Friday, November 22, 2013
German Ifo points to growth acceleration
The return of the island of happiness. Germany’s most prominent leading indicator, the Ifo, just beat even the wildest expectations by increasing to its highest level since April 2012. The headline Ifo reached 109.3 in November, from 107.4 in October. Both current assessment and expectations improved. The expectations component spurred to its highest level since April 2011.
The German economy is cruising along smoothly. Growth in the last two quarters was partly affected by one-offs and the economy’s real strength is probably somewhere in between. Latest confidence indicators confirm that the economy should continue growing at around its potential growth rate in the coming futures.
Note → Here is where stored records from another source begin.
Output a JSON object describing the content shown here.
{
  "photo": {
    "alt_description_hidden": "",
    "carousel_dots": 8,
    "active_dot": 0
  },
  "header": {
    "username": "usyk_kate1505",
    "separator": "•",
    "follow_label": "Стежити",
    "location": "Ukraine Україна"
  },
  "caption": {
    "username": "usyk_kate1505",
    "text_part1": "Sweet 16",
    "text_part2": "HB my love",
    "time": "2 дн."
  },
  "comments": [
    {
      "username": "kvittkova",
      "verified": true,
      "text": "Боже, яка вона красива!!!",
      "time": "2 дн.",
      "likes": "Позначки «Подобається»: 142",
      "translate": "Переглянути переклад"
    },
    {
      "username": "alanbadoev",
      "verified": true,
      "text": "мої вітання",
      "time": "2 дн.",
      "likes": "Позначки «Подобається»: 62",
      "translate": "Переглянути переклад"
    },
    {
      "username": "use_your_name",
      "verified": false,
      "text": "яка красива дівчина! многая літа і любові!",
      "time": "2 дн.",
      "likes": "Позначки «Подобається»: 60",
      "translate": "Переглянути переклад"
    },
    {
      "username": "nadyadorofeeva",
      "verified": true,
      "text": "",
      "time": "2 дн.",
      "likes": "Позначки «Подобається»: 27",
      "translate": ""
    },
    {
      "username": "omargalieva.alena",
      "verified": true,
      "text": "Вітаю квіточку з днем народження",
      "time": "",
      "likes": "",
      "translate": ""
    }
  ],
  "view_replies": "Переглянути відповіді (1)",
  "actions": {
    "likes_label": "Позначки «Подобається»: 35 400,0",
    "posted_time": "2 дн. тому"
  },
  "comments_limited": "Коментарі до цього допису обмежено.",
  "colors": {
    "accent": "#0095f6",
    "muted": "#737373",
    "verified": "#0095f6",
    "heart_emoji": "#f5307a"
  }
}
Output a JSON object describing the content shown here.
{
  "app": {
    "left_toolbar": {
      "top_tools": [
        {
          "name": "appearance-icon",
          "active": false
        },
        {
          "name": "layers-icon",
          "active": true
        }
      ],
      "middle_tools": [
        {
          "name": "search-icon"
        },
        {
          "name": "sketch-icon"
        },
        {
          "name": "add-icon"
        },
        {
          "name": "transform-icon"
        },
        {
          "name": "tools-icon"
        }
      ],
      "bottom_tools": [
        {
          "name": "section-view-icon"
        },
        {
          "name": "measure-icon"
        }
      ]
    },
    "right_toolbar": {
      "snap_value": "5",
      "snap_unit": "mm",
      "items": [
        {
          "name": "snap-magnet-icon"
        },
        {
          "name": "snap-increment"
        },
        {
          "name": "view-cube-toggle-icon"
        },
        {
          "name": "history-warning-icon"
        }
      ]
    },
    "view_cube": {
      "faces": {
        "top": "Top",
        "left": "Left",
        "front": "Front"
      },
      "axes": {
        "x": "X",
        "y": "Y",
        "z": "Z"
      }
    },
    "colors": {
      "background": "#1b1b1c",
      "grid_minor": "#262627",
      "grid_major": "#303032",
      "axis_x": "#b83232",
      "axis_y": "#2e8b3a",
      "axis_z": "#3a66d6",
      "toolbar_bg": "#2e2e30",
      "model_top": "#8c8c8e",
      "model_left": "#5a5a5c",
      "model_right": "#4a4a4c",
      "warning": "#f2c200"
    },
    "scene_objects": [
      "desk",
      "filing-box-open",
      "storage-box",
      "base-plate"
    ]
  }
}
Particularly the near term outlook for industrial production has brightened again. Since the start of the year, order books have increased by more than 7% and there are encouraging signs that industrial production should rather accelerate than decelerate in the coming months. Production plans are at the highest level in more than two years and inventories just dropped to the lowest level since September 2011, boding well for future industrial production. Moreover, the increase of recruitment plans to the highest level since June 2012 indicates that the industrial sector is also returning as a source of future employment growth.
All in all, German economic growth is clearly the last thing we have to worry about. A comfortable position for the next government. Contrary to most other governments in the Eurozone, the next German government will not have to start domestic crisis management but could and should use the good economic times to prepare the economy for the future.